Think Mordor

Mark Crispin Miller wants us to understand a few things—mainly that the 2004 elections were marred by systematic foul play. Culpable in this plunder of democracy were acquiescent media. But what Miller really wants us to know is that the reason George W. Bush still enjoys a perch on Pennsylvania Avenue is rooted in the theocratic ideology of his Christian “base,” an allegedly insurgent movement whose guiding creed would make Machiavelli himself seem like a pussycat.

In Fooled Again: How the Right Stole the 2004 Election & Why They’ll Steal the Next One Too (Unless We Stop Them), Miller offers a catalog of purported chicanery scored by a soapbox sermon about democracy in crisis. In tone, this book makes a Louis Farrakhan speech seem prosaic. But, unlike such demagogues, or even vain pseudo-pundits, the result is a redundant spewing of interesting but inconclusive anecdotes framed under the banner of a shocking(!) revelation.

Fooled Again details a host of suspicious disparities and foul play. And Miller does not limit his salvos to the nitty-gritty of voting droids and dubious voter-registration drives. Underscoring this malfeasance is something much darker. Think Mordor: The reason Bush and company steal elections without conscience is their widespread belief that God serves as Bush’s foreign-policy adviser.

Now, there are few half-sober observers who doubt the religious right is a force to be reckoned with, but to imply, as Miller does, that evangelical Christian dominionists are the only faction of consequence within the GOP is a tough sell. So, too, are assertions that the media ignored stories less flattering to the president during the run-up to Election Day. Examples cited include the number of Republicans who refused to endorse Bush and the dozens of newspapers who reversed their endorsement of him four years earlier to push John Kerry (or no one at all). The idea that these stories were “buried” is questionable, especially without any sort of quantitative backup.

Earlier this month, Miller confessed to Democracy Now’s Amy Goodman that Kerry told him he believes the election was stolen.
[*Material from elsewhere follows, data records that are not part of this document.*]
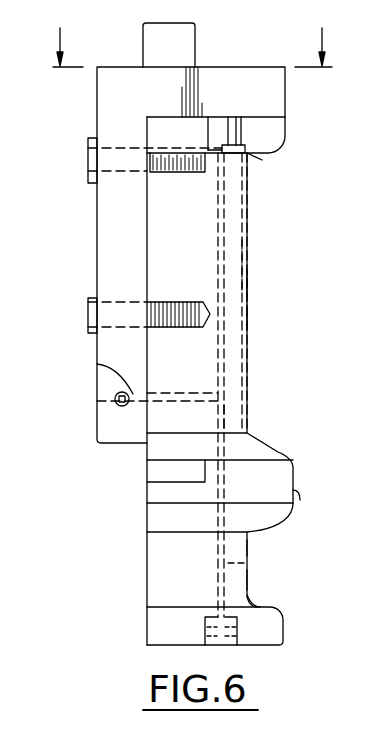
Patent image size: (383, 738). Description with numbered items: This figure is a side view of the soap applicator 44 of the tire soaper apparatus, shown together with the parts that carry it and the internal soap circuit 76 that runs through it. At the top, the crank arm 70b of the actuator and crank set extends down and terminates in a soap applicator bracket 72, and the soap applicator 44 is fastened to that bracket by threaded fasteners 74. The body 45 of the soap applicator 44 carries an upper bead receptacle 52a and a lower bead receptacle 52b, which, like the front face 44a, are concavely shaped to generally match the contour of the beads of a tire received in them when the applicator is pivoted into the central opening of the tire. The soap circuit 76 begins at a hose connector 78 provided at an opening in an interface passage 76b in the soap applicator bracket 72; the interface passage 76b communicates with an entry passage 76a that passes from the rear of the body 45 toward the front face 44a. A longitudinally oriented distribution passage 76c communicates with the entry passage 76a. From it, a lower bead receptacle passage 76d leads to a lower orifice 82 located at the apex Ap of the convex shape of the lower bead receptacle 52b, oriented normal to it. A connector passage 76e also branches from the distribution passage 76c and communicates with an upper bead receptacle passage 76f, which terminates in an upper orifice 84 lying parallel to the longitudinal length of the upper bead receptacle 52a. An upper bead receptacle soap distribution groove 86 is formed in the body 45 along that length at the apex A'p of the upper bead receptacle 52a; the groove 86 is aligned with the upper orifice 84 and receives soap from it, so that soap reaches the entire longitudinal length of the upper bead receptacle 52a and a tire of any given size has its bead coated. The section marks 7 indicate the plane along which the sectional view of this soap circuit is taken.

The section line 7- 7 is at (191, 46).
The crank arm 70b is at (143, 40).
The soap applicator bracket 72 is at (96, 246).
The threaded fasteners 74 is at (88, 172).
The internal soap circuit 76 is at (242, 374).
The entry passage 76a is at (172, 391).
The interface passage 76b is at (97, 364).
The distribution passage 76c is at (228, 418).
The lower bead receptacle passage 76d is at (255, 548).
The connector passage 76e is at (250, 143).
The upper bead receptacle passage 76f is at (262, 160).
The hose connector 78 is at (115, 399).
The lower orifice 82 is at (240, 562).
The upper orifice 84 is at (247, 155).
The upper bead receptacle soap distribution groove 86 is at (247, 265).
The apex of the upper bead receptacle A'p is at (281, 283).
The upper bead receptacle 52a is at (247, 318).
The body 45 is at (293, 460).
The front face 44a is at (300, 500).
The soap applicator 44 is at (145, 578).
The lower bead receptacle 52b is at (247, 578).
The apex of the lower bead receptacle Ap is at (250, 593).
According to Miller, who gave the senator a copy of his book at a fund-raiser, Kerry said he couldn’t push the issue, as it would appear like sour grapes. Kerry aides denied this conversation ever took place.

On the same radio program, Mark Hertsgaard, who investigated Miller’s work in the liberal Mother Jones, politely dismantled many instances of electoral chicanery that Miller deploys as smoking guns. More recently, Farhad Manjoo, whose reporting Miller cites throughout Fooled Again, came out against Miller’s embellishments in the equally liberal Salon.com.
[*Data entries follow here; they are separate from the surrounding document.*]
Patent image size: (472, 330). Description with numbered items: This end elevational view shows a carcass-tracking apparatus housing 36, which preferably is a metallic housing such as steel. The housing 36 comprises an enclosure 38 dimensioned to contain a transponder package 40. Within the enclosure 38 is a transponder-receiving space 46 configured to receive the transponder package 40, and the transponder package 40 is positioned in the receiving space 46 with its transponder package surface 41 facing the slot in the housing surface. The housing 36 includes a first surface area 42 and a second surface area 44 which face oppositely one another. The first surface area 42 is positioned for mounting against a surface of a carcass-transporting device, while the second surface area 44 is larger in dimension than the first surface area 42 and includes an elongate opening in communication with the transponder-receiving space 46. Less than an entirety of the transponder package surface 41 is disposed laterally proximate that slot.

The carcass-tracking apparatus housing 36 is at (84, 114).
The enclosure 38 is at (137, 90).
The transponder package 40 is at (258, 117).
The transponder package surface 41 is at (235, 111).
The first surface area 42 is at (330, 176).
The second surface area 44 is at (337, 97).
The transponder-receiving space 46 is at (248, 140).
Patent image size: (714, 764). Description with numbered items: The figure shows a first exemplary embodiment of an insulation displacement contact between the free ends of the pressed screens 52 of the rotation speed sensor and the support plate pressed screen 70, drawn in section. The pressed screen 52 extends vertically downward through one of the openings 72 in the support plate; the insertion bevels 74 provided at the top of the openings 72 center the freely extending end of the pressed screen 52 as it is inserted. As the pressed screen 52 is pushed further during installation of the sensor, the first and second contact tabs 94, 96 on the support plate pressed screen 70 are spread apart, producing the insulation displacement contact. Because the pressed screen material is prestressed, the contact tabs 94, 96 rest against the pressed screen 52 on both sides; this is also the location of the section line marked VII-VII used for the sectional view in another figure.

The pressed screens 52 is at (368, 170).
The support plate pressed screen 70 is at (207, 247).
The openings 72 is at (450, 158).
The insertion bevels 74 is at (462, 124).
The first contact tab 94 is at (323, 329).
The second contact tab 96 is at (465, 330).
Miller dismissed Hertsgaard’s critique as “pedantic over-analysis” that misses the point. The problem is that Miller’s larger point is largely unsubstantiated. Surely there’s a case to be made against touch-screen voting machines controlled by corporations openly committed to the victory of a particular candidate. Obviously there is an argument to be made for broader electoral reform. Even Vanity Fair’s Christopher Hitchens, a journalist about as predictable as a drunken tornado and as unlikely as anyone to throw in his lot with tinfoil-hat types, has waxed skeptical about the irregularities at Ohio’s polls.
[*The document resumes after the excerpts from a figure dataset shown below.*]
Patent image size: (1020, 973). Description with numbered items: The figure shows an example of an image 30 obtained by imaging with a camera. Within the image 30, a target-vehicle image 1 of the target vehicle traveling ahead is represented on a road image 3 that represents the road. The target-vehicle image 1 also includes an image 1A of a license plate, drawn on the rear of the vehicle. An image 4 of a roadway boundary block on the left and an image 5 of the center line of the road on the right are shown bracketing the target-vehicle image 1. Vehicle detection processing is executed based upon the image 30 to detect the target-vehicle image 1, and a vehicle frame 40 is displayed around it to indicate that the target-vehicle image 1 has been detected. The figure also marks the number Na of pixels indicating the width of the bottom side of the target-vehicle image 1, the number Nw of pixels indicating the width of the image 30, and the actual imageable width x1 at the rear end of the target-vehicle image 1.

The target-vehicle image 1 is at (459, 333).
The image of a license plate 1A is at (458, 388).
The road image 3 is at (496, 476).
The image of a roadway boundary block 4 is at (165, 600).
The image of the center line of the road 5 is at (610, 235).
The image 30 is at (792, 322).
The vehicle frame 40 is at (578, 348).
Sadly, Fooled Again does us no good on the substantiation front. Not unlike that of the theocrats he detests, Miller’s own febrile certitude throws his credibility into question. Members of the “Bush = Hitler” crowd surely will delight in a fresh dump of conspiratorial ammo, but if anyone outside the cathedral of ultra-left orthodoxy can make it through these pages without perpetual winces, well, that would be shocking.